Google Just Disabled Cookies for 30 Million Chrome Users. Here’s How to Tell If You’re One of Them – By Thomas Germain (Gizmodo) / Jan 4, 2024
It’s the beginning of the end in Google’s plan to kill cookies forever.
Today marks the first of many upcoming moments of silence in Google’s years-long plan to kill cookies. As of this morning, the Chrome web browser disabled cookies for 1% of its users, about 30 million people. By the end of the year, cookies will be gone in Chrome forever—sort of.
For privacy advocates, cookies are the original sin of the internet. Throughout most of the web’s history, cookies were one of the primary ways that tech companies tracked your behavior online. For targeted ads and many other kinds of tracking, websites rely on cookies made by other companies (such as Google). These are known as “third-party cookies,” and they’re built into the internet’s infrastructure.
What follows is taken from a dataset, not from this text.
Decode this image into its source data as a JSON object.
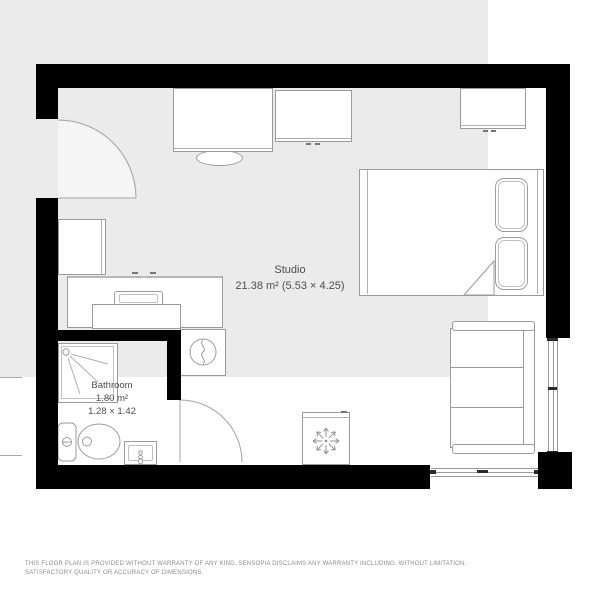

They’re everywhere. If you visited Gizmodo without an ad blocker or some other kind of tracking protection, we might have given you some cookies ourselves. Sorry.
Back in 2019, years of bad news about Google, Facebook, and other tech companies’ privacy malpractices got so loud that Silicon Valley had to address it. Google, which makes the vast majority of its money tracking you and showing you ads online, announced that it was embarking on a project to get rid of third-party cookies in Chrome. Something like 60% of internet users are on Chrome, so Google getting rid of the technology will essentially kill cookies forever.